原則として、相続開始前10年以内に行われた贈与は算入されます(民法1044条3項)。10年より前の贈与でも、贈与の当事者双方が遺留分権利者に損害を加えることを知って行った場合は、期間の制限なく算入されます。

第三者は本来相続に関与しない立場であるため、法的安定性を重視して原則1年以内の贈与に限定されています(民法1044条1項前段)。相続人への贈与は遺産の前渡し的な性質が強いことから、より長い10年という期間が設定されています。

贈与者・受贈者の双方が、贈与によって将来の遺留分権利者の取り分が侵害されることを認識していたかどうかで判断します。財産のほとんどを特定の相続人に贈与するなど、客観的に遺留分侵害が明白な事情があれば認定されやすい傾向がありますが、最終的には個別事情に基づく裁判所の判断になります。

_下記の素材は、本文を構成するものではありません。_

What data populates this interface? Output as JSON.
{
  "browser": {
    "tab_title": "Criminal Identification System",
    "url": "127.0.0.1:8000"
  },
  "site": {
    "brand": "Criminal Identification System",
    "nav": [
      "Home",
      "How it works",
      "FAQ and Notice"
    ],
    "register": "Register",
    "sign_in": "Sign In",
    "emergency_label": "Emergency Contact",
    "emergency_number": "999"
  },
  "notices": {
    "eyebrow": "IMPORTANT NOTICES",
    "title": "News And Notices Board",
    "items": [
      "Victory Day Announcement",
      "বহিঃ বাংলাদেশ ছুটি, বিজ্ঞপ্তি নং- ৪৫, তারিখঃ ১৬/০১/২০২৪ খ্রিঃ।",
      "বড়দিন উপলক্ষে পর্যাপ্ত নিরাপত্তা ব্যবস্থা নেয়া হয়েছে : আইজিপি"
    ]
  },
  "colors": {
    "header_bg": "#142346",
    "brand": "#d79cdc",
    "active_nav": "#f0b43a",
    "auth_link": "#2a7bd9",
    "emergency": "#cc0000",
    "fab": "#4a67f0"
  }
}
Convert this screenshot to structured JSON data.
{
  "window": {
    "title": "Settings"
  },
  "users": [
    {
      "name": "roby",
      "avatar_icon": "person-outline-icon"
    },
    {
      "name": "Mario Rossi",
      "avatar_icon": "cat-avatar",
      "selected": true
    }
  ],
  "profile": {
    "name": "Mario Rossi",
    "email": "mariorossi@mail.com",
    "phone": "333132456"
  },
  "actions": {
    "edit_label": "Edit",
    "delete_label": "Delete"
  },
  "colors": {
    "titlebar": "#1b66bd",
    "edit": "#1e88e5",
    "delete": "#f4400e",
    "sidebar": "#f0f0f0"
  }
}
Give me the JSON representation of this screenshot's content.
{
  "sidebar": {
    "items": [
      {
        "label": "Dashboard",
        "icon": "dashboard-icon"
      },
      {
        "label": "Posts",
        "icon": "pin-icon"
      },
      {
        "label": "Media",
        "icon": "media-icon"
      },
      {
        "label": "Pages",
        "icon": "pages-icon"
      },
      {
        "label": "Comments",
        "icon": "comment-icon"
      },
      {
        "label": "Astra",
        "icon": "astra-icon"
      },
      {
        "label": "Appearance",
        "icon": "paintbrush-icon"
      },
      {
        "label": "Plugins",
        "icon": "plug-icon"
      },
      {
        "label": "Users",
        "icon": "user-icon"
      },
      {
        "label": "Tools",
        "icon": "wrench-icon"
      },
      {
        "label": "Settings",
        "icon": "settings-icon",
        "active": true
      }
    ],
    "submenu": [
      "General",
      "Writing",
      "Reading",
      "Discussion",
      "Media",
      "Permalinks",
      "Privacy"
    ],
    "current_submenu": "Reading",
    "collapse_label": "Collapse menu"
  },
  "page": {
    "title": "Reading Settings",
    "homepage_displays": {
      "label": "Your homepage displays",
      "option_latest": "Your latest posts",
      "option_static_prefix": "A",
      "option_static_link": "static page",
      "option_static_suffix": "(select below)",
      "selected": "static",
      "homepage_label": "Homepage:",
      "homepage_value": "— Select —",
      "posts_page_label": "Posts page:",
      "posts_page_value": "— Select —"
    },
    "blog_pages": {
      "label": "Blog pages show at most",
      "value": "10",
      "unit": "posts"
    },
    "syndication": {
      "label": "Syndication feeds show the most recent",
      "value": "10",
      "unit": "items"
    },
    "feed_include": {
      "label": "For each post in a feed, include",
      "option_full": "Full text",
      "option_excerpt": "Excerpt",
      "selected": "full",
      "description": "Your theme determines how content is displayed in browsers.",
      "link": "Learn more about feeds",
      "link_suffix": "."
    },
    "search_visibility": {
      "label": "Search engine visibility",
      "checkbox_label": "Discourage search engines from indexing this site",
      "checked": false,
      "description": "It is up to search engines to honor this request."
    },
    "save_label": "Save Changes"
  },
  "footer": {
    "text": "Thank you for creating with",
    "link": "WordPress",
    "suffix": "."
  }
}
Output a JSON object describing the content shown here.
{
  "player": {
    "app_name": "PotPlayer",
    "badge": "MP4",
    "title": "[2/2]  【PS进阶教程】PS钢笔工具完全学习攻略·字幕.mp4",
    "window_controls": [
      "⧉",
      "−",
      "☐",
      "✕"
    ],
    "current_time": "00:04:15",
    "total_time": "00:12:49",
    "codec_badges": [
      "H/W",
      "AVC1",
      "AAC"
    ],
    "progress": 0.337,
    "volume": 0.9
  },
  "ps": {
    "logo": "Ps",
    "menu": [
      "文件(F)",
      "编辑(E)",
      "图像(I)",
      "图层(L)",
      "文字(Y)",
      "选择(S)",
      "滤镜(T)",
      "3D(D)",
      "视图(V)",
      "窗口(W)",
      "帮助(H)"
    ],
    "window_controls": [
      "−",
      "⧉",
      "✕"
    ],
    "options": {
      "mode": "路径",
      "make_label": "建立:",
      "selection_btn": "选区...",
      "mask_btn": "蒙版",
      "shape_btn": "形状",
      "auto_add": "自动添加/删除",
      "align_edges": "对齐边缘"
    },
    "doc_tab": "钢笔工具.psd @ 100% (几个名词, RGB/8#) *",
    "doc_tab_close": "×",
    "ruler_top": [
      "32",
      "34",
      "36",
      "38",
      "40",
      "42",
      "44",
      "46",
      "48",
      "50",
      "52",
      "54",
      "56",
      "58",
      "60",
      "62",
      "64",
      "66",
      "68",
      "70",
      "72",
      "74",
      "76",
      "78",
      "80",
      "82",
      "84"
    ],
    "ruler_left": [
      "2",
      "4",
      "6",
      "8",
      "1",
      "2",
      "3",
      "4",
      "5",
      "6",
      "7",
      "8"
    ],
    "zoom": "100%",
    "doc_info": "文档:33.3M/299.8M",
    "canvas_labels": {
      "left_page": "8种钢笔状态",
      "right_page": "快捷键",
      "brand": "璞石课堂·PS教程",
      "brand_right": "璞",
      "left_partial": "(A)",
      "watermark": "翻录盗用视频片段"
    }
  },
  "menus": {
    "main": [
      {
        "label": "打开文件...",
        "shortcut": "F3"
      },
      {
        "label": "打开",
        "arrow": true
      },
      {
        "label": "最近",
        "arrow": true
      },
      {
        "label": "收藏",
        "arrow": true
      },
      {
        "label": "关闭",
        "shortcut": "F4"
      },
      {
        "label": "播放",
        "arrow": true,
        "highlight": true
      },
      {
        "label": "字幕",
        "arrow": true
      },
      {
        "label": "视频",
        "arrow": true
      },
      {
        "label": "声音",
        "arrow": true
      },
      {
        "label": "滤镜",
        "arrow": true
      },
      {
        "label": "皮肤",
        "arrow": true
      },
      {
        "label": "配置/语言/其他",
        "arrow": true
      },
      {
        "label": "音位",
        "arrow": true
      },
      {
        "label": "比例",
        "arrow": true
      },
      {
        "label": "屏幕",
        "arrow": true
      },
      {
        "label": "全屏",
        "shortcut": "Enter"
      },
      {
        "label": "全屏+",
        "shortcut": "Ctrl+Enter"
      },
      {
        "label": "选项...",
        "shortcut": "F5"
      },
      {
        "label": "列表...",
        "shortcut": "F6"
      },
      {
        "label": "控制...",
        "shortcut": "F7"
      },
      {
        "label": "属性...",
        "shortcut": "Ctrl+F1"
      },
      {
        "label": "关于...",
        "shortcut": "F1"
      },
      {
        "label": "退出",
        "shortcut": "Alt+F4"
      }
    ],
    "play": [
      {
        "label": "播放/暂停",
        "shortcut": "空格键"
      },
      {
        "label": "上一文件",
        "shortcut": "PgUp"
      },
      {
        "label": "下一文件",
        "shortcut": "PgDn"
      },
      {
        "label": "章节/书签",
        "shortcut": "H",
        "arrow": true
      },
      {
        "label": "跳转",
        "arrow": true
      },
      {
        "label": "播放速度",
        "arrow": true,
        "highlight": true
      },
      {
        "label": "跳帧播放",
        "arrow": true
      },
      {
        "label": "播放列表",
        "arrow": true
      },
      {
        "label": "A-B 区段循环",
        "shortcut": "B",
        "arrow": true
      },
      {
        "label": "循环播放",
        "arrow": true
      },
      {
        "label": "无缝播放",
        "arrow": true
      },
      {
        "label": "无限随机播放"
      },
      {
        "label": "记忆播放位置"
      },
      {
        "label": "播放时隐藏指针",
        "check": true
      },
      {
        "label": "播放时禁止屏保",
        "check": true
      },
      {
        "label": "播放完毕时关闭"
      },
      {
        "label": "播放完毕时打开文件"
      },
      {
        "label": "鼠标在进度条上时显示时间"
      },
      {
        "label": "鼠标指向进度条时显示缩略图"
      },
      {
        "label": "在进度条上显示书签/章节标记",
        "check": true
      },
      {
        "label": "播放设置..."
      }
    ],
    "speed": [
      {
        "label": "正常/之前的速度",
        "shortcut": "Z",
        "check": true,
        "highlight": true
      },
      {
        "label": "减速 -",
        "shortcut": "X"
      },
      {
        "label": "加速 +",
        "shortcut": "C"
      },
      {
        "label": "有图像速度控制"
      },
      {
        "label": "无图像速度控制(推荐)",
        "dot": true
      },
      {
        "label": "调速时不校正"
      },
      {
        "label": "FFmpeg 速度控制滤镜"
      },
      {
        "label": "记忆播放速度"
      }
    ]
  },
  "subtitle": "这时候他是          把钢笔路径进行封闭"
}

本ツールでは基礎財産額が0を下回る場合は0として表示します。理論上、遺産と算入対象の生前贈与の合計より債務が多い場合、遺留分自体が発生しない(請求できる金額がない)状態になります。
ツールくん

余談ですが ― 「1044条」に集約された遺留分算定ルールの歴史

2019年7月施行の民法改正前は、遺留分算定の基礎財産に算入する生前贈与の範囲について、判例(最高裁平成10年3月24日判決)が「相続人への贈与は特段の事情がない限り期間の制限なく算入する」という考え方を採っていました。これは第三者への贈与が原則1年以内に限定されていたのと比べて、相続人間の贈与には非常に長い期間が及ぶ可能性があることを意味していました。

古い贈与まで無制限に算入対象になると、贈与を受けた相続人にとって法的安定性が損なわれ、何十年も前の贈与を巡って紛争が蒸し返されるリスクがありました。そこで2019年の改正では、相続人への贈与についても原則10年という具体的な期間の上限を設け、予測可能性を高める形に整理されました。

一方で「当事者双方が遺留分権利者に損害を加えることを知って行った贈与」については、改正後も期間の制限を設けていません。これは、遺留分制度を潜脱する意図的な贈与まで保護してしまうと、遺留分制度そのものの実効性が失われてしまうためです。10年・1年という明確な期間と、この例外的な無期限算入のバランスの上に、現在の民法1044条は成り立っています。